Daniel Kay est poète et romancier. Son dernier ouvrage Vies héroïques. Portraits, sentences et anecdotes (nrf, Gallimard) est paru en 2024.

Comment dans votre itinéraire personnel avez-vous rencontré le problème de l’éternel retour ? Pourquoi ce thème a-t-il retenu votre attention au point de vous conduire à écrire un livre ?

Comme beaucoup de passionnés par la philosophie, j’ai rencontré le problème de l’éternel retour par la lecture de Nietzsche. C’est ensuite la découverte des Stoïciens qui m’a sensibilisé avec ce thème, à travers les écrits de Chrysippe.
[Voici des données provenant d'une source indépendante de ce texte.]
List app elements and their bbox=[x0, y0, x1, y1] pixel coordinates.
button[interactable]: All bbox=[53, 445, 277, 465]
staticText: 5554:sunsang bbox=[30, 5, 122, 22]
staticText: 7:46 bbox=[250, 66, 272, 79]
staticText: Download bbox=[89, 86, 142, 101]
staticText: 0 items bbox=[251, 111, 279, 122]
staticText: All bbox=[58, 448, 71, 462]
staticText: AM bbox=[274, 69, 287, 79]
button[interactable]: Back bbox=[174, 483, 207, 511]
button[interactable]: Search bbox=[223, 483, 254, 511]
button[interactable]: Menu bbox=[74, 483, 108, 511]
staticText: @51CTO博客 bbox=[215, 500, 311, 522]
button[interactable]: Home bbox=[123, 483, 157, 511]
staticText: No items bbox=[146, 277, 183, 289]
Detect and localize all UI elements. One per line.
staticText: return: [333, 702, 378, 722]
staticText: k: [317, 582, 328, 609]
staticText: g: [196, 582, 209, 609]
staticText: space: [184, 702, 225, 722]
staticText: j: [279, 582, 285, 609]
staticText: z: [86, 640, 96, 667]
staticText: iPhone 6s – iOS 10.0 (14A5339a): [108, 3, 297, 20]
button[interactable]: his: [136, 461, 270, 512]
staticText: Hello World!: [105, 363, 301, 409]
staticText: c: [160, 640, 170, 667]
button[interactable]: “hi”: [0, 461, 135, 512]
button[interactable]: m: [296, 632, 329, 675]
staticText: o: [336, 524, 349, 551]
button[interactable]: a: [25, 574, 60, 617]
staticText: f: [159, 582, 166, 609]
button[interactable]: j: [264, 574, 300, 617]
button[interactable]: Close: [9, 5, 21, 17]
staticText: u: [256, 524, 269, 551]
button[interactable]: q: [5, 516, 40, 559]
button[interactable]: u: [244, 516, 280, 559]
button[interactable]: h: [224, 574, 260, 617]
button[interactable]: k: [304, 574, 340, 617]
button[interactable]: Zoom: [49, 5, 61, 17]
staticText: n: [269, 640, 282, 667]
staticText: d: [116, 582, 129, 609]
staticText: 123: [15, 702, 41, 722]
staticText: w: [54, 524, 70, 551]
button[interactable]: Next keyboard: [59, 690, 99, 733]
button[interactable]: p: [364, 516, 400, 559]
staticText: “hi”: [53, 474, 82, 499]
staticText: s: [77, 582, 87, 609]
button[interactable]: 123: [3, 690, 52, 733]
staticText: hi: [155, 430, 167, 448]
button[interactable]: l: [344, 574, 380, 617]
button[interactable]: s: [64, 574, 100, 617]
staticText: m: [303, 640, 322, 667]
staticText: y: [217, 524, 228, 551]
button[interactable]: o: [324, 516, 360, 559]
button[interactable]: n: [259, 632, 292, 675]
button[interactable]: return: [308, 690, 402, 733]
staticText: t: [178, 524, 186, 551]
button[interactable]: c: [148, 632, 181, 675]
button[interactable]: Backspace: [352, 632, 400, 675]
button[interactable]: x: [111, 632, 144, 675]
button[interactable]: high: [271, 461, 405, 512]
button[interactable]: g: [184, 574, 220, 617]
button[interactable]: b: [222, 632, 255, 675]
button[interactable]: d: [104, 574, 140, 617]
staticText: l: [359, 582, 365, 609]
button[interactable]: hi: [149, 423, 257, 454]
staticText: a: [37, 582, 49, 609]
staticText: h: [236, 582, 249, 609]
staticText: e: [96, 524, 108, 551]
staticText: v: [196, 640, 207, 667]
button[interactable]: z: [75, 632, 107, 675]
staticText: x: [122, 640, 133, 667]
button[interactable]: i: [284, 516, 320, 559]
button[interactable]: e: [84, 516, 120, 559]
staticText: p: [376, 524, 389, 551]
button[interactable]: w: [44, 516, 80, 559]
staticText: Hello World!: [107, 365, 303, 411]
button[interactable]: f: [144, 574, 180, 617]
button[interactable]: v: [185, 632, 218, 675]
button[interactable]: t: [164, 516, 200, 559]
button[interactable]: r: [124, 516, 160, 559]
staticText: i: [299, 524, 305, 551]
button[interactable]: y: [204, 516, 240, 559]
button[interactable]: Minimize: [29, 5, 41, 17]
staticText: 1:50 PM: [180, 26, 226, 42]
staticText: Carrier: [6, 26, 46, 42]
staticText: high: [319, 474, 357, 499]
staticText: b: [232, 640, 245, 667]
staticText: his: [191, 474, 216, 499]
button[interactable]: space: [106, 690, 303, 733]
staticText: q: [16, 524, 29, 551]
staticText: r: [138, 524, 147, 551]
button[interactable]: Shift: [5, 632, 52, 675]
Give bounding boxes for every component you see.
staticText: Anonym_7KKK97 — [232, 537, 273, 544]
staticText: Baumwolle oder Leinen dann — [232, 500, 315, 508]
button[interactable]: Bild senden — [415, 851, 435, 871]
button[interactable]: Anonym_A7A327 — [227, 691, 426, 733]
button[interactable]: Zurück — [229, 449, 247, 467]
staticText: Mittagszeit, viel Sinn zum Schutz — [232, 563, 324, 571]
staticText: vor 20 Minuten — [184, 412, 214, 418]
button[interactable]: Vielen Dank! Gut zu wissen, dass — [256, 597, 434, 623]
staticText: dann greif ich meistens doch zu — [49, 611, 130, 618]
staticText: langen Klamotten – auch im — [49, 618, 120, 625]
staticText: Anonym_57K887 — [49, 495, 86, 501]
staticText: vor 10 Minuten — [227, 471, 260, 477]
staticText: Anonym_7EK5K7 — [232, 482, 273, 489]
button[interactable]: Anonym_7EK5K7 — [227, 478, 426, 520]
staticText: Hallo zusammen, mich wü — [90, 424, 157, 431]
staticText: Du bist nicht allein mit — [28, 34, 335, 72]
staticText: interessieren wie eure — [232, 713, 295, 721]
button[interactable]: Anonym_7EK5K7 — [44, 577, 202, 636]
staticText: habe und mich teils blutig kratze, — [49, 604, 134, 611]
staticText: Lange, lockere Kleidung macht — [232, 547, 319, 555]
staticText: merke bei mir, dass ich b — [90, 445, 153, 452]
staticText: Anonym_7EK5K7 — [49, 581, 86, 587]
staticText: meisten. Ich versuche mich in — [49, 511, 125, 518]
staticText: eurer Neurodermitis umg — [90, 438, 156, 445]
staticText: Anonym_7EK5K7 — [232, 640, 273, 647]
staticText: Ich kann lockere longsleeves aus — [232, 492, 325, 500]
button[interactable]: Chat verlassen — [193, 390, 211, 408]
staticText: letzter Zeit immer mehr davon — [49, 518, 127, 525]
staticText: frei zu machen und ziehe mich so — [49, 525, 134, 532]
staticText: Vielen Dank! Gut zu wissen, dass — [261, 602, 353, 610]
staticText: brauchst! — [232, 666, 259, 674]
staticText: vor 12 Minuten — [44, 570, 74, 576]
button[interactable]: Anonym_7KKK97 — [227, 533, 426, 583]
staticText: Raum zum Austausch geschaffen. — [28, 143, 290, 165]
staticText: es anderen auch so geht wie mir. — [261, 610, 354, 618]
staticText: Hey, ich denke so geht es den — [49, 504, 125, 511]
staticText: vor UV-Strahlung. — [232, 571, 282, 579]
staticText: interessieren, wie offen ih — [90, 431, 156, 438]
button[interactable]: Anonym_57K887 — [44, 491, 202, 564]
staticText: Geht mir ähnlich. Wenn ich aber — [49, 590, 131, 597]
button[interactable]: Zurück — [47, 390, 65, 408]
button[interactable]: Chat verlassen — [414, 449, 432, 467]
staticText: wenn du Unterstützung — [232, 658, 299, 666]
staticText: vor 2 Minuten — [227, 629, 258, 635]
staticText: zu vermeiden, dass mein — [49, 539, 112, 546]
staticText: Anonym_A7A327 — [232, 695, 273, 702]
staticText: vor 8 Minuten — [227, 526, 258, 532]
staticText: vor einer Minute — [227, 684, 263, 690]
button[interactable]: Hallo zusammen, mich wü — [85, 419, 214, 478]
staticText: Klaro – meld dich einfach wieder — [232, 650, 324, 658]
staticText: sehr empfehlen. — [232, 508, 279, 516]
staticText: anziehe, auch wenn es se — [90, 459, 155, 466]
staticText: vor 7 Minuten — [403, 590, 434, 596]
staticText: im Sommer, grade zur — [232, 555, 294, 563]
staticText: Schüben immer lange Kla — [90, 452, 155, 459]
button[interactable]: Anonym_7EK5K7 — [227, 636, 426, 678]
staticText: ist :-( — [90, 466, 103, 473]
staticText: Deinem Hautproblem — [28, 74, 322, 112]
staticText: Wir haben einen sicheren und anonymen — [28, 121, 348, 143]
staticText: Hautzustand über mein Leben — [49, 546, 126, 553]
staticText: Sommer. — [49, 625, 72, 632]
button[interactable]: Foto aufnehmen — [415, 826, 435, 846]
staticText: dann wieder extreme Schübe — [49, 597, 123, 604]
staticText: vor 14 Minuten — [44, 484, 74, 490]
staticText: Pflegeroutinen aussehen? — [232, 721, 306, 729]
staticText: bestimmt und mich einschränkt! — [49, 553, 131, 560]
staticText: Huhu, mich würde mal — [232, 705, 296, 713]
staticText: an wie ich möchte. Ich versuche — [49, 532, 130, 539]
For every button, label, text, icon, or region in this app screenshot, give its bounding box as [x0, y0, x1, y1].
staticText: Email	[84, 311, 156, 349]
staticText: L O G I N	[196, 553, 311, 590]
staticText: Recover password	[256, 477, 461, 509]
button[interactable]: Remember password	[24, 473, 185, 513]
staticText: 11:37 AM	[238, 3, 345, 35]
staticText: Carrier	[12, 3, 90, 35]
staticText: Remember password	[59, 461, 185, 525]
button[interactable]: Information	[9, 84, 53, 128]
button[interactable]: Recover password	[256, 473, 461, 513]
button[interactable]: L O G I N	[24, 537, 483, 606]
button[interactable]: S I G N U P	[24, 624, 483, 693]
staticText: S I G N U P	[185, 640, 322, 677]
Les écrits de Mircea Eliade m’ont amené à approfondir la présence de cette thématique au-delà de la culture occidentale ! L’éternel retour “hante” ma pensée car j’y vois une sagesse pratique, une philosophie de vie, essentielle pour moi et sans doute pour beaucoup d’entre nous : ce que l’on croyait perdu va revenir, ce que l’on croyait mort est seulement endormi et reviendra au temps propice !… Bien évidemment, cela peut apparaître naïf, mais peut aussi témoigner d’une force d’âme, d’une ferveur, qui porte à affirmer comme Nietzsche que « tout n’est pas perdu », en déployant un rapport cyclique au temps, au lieu de s’abandonner à une vision du monde décliniste. Nous ne devons pas perdre l’espoir d’un réenchantement possible !

Lorsqu’on évoque cette idée, on pense généralement à Nietzsche ou à Borges, moins souvent à Balzac. C’est cependant à partir d’une lecture de Balzac que vous nous invitez à entrer dans votre essai.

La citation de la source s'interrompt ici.